An enemy of cultural violence and school discipline, he was immediately exposed as an artist of excellent school and high culture. He learned not only from his students from the art brut collection. The motifs of André Masson and Max Ernst, the graffiti of Brassai and the micro-organisms of Wols, the impossibility of Jean Fautrier, the unconscious calligraphy of Henri Michaud, the people and animals of the artists of the COBRA group, the coloristic rebellion and the inhabited sculpture of Niki de Saint Phalle — art historians have discovered dozens of parallels in the art of those who were directly and indirectly associated with the surrealist movement. Finding parallels, however, everyone emphasizes the uniqueness of Dubuffet’s creative style.

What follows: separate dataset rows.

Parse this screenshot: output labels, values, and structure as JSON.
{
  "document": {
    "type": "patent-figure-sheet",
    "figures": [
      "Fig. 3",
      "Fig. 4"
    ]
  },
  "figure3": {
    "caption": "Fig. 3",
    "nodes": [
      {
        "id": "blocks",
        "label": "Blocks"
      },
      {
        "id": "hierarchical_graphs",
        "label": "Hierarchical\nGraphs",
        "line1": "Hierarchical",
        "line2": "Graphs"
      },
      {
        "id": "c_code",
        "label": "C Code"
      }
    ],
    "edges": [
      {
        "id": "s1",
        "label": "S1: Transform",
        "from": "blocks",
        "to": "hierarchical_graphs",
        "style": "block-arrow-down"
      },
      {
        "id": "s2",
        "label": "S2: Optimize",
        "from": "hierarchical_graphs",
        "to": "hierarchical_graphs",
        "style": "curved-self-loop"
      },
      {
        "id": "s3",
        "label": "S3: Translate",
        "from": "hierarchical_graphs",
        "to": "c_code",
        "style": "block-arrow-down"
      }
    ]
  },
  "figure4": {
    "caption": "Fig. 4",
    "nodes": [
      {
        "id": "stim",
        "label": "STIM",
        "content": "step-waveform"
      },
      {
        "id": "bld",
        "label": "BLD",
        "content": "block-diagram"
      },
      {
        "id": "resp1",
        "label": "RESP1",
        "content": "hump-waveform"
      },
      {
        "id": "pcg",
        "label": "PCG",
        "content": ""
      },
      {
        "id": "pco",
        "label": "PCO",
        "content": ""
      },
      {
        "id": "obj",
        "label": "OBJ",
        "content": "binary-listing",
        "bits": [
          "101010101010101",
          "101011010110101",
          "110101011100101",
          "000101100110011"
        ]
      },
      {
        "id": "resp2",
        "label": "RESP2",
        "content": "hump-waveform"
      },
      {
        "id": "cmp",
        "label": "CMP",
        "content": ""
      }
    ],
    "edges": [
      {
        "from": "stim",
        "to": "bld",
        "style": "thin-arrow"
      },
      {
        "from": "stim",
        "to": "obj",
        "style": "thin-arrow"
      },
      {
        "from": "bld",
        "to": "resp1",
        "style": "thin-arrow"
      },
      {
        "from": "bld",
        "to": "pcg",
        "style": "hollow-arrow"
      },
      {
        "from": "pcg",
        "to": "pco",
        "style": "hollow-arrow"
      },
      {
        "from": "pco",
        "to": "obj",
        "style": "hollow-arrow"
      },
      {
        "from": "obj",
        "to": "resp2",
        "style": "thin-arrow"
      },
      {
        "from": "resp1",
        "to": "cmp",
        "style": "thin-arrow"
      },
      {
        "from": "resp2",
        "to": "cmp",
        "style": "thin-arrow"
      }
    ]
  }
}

You can’t immediately tell what it is, maybe in a feeling of endless childish happiness, for which it is not at all necessary to crawl through the inner labyrinth of the sculptural tower “Tour aux figures” or watch how a crazy picture comes to life in the musical performance of “Coucou Bazar” . A tiny Dubuffet handwriting is enough.

Of course, Dubuffet, who had excellent business literacy, deftly established contacts with gallery owners and customers, took care of both his art brut collection and his heritage, successfully distributing it among museums and founding his own fund in 1973, which still manages works and copyrights. rights, was not an anarchist in the socio-political sense and was not going to fall out of the system of bourgeois culture. He was often reproached for hypocrisy – first by formalist critics, who saw through the artificial naivety of this childish drawing and modeling, then by neo-Marxist critics, disappointed by the solid bourgeois nature of the basis of this entire anti-bourgeois superstructure. Dubuffet had no social illusions – his utopia belonged exclusively to the autonomous field of the artistic. But even in this literary work there was an internal contradiction: defending the idiolect from prescriptive grammar, advocating individual characteristics and protesting against leveling universality, he nonetheless acted on behalf of the universal man – from the position that in the 20th century was stigmatized as “abstract humanism”. This universalistic view of a person who is naturally kind and only needs a kind, interested look at himself, did not allow him to become a prophet of today’s feminist or decolonial criticism, despite the outward similarity of slogans. But still, the main liberating idea of ​​Dubuffet, that every person is an artist, not in his workplace, like Beuys, but simply because of his human nature, has not lost its charm today.